None of the three is well suited to a tool such as 11ty, where the "compilation" step doesn't call any well-known bundlers or frameworks.
Simple approach
The most straightforward approach would be to use the Tailwind CLI and some old-fashioned concurrently.
Just follow the Tailwind installation guide for the CLI and then add the build and start commands to your package.json, like the following:
{
//...
"scripts": {
"build": "npm run build:eleventy && npm run build:tailwind",
"build:eleventy": "eleventy",
"build:tailwind": "tailwindcss -i content/style.css -o _site/style.css --minify",
"start": "concurrently --kill-others -c='magenta,blue' --names='11ty,tailwind' 'npm run start:eleventy' 'npm run start:tailwind'",
"start:eleventy": "eleventy --serve",
"start:tailwind": "tailwindcss -i content/style.css -o _site/style.css --watch"
},
//...
}Finally, for a touch of developer experience, add a watcher on the Tailwind CSS stylesheet in your eleventy.config.mjs or similar:
const configureEleventy = (eleventyConfig) => {
// ...
eleventyConfig.addWatchTarget("./content/style.css");
// ...
}Although this approach kind of works, there are two major drawbacks:
if you use Nunjucks macros in your templates, those classes are not going to be picked up by Tailwind, unless you instruct it in the stylesheet to look for classes in the output folder, like
@import "tailwindcss" source("../_site");if you edit your stylesheet, you need to restart the 11ty dev server to observe the changes
Final solution
If you search online for people that have solved this problem, they are using PostCSS and hooking into the eleventy.before configuration event.

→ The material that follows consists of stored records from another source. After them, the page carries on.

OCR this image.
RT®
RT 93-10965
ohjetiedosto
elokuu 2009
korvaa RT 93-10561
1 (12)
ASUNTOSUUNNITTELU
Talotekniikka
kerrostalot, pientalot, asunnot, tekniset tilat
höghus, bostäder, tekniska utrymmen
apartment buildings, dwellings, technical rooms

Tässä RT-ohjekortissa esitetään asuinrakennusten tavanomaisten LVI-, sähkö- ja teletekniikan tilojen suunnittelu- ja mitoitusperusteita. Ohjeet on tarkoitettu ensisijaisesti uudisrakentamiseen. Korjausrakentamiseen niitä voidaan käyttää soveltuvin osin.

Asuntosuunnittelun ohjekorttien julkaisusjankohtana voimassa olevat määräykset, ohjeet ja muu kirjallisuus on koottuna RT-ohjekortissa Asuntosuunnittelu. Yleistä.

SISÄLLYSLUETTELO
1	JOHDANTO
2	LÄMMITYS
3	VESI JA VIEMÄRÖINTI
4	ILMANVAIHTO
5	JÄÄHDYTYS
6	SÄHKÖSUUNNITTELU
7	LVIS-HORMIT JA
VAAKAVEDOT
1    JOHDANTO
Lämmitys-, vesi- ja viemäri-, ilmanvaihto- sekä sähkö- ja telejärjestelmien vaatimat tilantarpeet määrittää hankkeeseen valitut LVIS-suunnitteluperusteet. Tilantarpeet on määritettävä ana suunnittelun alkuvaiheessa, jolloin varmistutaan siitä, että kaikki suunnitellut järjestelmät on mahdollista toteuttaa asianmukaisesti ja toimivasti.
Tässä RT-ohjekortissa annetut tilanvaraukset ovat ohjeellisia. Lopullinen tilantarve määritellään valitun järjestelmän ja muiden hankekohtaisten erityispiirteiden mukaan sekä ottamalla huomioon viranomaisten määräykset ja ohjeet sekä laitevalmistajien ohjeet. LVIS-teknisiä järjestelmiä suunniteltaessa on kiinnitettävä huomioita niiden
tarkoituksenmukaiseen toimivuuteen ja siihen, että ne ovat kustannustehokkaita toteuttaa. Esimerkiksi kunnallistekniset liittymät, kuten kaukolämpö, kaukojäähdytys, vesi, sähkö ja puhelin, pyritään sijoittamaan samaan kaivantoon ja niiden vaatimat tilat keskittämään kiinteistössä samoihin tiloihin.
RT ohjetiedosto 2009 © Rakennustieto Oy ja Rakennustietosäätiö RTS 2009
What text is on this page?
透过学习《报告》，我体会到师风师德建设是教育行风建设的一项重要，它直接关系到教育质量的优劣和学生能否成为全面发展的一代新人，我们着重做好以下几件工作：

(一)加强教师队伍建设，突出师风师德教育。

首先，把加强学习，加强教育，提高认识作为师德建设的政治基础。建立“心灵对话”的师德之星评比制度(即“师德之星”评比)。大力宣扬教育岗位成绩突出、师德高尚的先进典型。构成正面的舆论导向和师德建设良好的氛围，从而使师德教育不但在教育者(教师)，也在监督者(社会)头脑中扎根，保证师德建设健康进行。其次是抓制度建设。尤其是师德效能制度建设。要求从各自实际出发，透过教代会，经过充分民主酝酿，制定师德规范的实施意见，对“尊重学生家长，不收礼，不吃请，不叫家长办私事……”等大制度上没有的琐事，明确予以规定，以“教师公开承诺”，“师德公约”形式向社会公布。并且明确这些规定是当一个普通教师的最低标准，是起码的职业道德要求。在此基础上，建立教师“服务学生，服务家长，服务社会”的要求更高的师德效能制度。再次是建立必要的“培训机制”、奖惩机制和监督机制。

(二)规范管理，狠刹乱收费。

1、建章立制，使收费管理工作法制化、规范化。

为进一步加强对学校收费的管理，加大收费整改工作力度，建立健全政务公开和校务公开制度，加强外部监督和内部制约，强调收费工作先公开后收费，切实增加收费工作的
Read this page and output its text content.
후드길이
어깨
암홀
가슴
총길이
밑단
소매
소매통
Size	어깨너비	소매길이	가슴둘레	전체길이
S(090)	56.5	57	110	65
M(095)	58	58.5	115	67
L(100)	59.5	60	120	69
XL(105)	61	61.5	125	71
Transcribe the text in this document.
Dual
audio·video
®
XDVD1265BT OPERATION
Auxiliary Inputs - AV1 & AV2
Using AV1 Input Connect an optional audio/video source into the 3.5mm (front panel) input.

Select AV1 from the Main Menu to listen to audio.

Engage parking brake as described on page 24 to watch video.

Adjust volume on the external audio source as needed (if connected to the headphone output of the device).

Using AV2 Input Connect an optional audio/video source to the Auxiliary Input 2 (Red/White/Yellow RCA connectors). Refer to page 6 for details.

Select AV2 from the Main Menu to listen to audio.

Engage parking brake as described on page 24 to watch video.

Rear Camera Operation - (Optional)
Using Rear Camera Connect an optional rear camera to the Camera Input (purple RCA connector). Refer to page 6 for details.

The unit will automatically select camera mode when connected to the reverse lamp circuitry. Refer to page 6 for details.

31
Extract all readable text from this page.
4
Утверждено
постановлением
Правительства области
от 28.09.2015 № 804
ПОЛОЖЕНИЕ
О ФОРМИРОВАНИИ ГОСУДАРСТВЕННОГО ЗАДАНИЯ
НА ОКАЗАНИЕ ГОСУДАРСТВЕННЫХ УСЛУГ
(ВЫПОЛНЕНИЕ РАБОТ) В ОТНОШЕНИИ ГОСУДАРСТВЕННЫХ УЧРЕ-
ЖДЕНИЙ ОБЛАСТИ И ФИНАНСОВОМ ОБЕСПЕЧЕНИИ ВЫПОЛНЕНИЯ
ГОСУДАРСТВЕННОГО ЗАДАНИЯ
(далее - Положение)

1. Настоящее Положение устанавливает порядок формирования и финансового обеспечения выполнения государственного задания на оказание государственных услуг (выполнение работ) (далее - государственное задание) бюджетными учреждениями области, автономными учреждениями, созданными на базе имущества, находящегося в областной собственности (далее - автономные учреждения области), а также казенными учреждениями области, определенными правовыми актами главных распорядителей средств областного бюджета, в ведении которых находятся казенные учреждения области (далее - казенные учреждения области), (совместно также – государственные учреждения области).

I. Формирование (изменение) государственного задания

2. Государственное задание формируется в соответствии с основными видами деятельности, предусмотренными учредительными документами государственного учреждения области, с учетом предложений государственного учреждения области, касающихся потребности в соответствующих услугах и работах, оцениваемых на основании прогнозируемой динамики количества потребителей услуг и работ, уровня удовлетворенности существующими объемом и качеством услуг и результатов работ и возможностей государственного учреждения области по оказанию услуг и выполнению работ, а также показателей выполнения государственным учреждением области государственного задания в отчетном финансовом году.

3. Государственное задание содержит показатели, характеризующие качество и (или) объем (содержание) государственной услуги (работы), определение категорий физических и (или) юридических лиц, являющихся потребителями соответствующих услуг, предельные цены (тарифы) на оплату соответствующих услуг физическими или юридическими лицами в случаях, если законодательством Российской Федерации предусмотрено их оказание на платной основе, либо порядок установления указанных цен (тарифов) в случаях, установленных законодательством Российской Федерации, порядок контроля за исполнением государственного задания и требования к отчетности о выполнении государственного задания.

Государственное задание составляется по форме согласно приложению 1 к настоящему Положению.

Having tried it, it works far better than the naive solution, but I still had problems with some classes in macros not being discovered. That's understandable: we are attaching to eleventy.before, which happens before the build stage. I switched to eleventy.after method, which fires at build complete.
See in the next section for the code.
TL;DR
Just write some supporting JavaScript method and place it in e.g. config/css.mjs:
import fsSync from "node:fs";
import fs from "node:fs/promises";
import path from "node:path";
import tailwindcss from "@tailwindcss/postcss";
import cssnano from "cssnano";
import postcss from "postcss/lib/postcss";
const process = (inputPath, outputPath, logger, minify) => async () => {
const postcssProcessor = postcss(
minify ? [tailwindcss(), cssnano({ preset: "default" })] : [tailwindcss()],
);
const outputDir = path.dirname(outputPath);
if (!fsSync.existsSync(outputDir)) {
await fs.mkdir(outputDir, { recursive: true });
}
const cssContent = await fs.readFile(inputPath, "utf8");
const processed = await postcssProcessor.process(cssContent, {
from: inputPath,
to: outputPath,
});
logger.log(`Writing ${outputPath}`);
await fs.writeFile(outputPath, processed.css);
};
export const css = {
process,
};Then attach the css.process function to the event in your eleventy.config.mjs:
import { css } from "./config/css.mjs";
const configureEleventy = (eleventyConfig) => {
// ...
eleventyConfig.on(
"eleventy.after",
css.process(
"./content/style.css",
`./_site/style.css`,
eleventyConfig.logger,
isBuild,
),
);
eleventyConfig.addWatchTarget("./content/**/*.css");
// ...
}Note the watcher on the Tailwind stylesheet is still there.
Conclusion
I haven't noticed any compromise or annoying behavior with the final solution. If you happen to find one, let me know.